An international team of astronomers has identified a rare remnant of the early Milky Way displaying unusual properties, which will help scientists to fill the gap in our understanding between the galaxy's past and present. The structure is a collection of stars of hugely different ages resembling a globular cluster – spherical groupings of stars which are usually found in the galactic halo – but unlike any other known cluster.
Since it was first detected 19,000 light years from Earth around 40 years ago, Terzan 5, as it is known, was classified as a globular cluster. An Italian-led team of astronomers has now shown that Terzan is, in fact, very different from the norm.
Using data from Hubble and other telescopes, the team found that Terzan harboured two very different types of stars, which not only differed in their elemental make-up, but also had an age-gap of around seven billion years.
The ages of the two different types of stars suggest that star formation in Terzan 5 was not continuous but was dominated by two very distinct bursts of star formation. "This requires the Terzan 5 ancestor to have large amounts of gas for a second generation of stars and to be quite massive. At least 100 million times the mass of the Sun," said Davide Massari, a co-author of the study.
These special properties, and the fact that Terzan 5, contains stars which are remarkably similar to the most ancient stars in our galaxy, means that it is a kind of "living fossil", a relic from the early days of the Milky Way.
Current theories on galaxy formation suggest that vast clumps of gas and stars interacted to form the primordial bulge of the Milky Way – the tightly packed central region of the galaxy – merging and dissolving in the process.

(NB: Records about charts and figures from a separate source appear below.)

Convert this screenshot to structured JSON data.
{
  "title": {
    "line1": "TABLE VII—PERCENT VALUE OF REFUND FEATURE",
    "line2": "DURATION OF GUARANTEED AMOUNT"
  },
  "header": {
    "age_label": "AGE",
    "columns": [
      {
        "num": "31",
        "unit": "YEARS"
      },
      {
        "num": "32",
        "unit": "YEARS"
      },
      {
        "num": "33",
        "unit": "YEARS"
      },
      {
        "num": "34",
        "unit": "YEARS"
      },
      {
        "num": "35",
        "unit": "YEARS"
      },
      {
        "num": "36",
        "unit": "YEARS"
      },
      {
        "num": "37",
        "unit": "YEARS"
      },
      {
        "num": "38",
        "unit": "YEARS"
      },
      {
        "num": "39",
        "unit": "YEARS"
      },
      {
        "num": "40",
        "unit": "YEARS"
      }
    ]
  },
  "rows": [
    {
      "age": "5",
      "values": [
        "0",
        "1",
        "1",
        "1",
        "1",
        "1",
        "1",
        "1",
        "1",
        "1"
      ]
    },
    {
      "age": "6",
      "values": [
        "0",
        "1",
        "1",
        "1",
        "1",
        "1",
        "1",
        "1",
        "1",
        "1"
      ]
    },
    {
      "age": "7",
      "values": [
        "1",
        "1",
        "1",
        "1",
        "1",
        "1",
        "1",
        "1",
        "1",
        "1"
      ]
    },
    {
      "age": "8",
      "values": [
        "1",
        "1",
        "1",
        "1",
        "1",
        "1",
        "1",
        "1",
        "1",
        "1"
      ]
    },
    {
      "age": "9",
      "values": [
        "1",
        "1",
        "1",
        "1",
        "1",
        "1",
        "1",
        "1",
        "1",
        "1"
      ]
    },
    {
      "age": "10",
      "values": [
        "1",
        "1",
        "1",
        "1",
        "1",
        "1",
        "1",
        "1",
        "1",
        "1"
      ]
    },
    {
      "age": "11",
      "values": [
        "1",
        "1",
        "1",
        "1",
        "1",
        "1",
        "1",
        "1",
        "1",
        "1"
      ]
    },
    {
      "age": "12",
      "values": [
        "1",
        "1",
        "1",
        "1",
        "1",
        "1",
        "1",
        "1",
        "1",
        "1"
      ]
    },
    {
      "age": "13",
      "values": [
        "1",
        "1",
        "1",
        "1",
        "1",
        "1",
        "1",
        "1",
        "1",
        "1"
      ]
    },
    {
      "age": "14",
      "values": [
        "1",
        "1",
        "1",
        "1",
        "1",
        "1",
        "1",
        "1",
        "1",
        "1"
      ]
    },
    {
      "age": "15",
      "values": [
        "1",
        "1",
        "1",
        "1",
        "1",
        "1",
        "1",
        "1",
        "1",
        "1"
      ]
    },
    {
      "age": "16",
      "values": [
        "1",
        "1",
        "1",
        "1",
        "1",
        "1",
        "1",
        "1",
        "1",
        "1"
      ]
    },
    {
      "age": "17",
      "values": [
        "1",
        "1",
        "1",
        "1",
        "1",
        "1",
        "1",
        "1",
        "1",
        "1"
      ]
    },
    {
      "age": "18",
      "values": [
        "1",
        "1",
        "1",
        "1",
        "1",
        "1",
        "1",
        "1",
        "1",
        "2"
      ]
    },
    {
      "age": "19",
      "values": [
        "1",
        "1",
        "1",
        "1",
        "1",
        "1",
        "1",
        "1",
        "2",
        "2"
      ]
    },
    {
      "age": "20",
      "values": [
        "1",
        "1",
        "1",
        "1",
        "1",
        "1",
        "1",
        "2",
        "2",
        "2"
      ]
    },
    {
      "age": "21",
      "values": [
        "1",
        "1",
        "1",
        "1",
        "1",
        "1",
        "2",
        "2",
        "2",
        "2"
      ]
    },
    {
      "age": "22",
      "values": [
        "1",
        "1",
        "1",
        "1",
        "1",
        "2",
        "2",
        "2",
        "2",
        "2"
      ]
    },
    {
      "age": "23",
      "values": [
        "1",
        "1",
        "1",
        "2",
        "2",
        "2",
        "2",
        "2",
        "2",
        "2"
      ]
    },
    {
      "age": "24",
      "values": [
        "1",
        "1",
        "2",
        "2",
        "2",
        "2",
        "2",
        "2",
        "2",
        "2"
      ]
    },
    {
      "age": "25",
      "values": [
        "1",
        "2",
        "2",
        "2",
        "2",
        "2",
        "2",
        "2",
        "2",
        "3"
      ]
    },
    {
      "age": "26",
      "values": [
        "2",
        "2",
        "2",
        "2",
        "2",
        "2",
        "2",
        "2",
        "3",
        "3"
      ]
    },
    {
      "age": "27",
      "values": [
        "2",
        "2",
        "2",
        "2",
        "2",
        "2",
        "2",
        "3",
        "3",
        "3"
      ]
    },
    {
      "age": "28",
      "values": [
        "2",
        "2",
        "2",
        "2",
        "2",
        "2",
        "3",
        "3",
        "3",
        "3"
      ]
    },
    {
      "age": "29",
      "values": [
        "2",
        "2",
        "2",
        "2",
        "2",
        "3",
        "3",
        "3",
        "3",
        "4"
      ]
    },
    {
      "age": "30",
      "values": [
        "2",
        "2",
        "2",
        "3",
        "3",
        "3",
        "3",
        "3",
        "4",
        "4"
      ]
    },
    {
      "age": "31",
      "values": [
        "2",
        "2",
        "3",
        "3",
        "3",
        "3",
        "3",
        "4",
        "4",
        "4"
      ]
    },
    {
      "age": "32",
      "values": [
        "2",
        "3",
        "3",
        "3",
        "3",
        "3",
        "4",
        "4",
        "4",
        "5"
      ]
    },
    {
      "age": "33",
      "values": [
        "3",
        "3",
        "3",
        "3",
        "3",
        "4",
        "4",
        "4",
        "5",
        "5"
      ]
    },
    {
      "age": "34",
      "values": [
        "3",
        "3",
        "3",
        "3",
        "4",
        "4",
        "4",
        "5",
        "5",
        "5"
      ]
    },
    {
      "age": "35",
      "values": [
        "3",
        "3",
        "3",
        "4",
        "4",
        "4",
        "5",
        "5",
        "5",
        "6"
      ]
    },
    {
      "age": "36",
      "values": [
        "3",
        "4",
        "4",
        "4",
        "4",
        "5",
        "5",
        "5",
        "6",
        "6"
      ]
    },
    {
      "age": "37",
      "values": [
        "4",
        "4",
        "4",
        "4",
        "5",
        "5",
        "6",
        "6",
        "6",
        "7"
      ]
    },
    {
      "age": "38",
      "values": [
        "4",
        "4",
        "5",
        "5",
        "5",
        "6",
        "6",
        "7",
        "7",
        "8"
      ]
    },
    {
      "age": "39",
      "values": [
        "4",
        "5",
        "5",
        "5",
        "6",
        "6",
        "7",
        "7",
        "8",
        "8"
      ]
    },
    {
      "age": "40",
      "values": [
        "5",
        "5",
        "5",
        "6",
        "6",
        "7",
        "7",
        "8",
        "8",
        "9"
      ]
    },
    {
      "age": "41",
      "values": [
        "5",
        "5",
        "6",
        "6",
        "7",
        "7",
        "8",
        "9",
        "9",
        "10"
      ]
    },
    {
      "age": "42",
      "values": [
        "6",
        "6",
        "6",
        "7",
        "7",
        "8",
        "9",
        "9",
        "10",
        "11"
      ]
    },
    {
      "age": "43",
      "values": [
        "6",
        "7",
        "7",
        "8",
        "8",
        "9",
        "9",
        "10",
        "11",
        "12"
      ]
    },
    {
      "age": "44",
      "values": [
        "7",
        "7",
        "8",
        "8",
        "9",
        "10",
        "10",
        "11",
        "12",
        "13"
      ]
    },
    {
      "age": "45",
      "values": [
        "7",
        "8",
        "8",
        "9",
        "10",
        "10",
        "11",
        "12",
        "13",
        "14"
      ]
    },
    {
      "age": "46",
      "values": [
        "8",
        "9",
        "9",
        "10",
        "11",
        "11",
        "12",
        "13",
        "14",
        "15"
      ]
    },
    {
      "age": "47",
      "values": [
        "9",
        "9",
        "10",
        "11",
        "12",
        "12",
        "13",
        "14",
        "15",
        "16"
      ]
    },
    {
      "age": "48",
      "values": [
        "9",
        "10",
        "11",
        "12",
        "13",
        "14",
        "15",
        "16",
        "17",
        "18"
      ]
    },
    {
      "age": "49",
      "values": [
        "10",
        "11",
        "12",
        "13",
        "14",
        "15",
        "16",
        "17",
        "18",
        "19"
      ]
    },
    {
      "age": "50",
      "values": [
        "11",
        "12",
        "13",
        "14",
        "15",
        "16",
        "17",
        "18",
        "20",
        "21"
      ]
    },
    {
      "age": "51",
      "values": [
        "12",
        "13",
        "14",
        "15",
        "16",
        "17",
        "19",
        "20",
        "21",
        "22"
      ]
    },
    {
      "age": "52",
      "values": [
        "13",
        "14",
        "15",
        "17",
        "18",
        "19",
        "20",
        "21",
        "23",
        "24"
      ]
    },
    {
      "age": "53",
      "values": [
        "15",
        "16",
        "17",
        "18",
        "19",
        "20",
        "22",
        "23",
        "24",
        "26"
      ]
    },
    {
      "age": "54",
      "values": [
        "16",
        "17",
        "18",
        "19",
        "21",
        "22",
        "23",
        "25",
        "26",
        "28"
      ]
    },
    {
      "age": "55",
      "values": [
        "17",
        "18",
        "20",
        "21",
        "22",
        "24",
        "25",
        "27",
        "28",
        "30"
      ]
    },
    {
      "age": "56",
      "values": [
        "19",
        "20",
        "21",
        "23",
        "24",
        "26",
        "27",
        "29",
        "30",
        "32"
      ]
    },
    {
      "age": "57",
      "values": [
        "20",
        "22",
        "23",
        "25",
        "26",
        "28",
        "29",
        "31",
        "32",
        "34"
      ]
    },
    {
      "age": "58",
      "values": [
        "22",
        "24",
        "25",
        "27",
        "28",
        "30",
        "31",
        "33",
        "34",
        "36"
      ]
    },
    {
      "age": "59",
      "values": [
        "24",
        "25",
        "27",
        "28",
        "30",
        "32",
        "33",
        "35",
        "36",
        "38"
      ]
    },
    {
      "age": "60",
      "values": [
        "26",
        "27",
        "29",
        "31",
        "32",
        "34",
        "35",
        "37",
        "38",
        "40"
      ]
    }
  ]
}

"We think that some remnants of these gaseous clumps could remain relatively undisrupted and keep existing embedded within the galaxy," said Francesco Ferraro, a lead author of the study. "Such galactic fossils allow astronomers to reconstruct an important piece of the history of our Milky Way."
While the properties of Terzan 5 are uncommon for a globular cluster, they are very similar to the huge clumps which are thought to have formed, during the galaxy's formation around 12 billion years ago.
"Some characteristics of Terzan 5 resemble those detected in the giant clumps we see in star-forming galaxies at high-redshift, suggesting that similar assembling processes occurred in the local and in the distant universe at the epoch of galaxy formation," said Ferraro.
"Terzan 5 could represent an intriguing link between the local and the distant universe, a surviving witness of the galactic bulge assembly process", he said.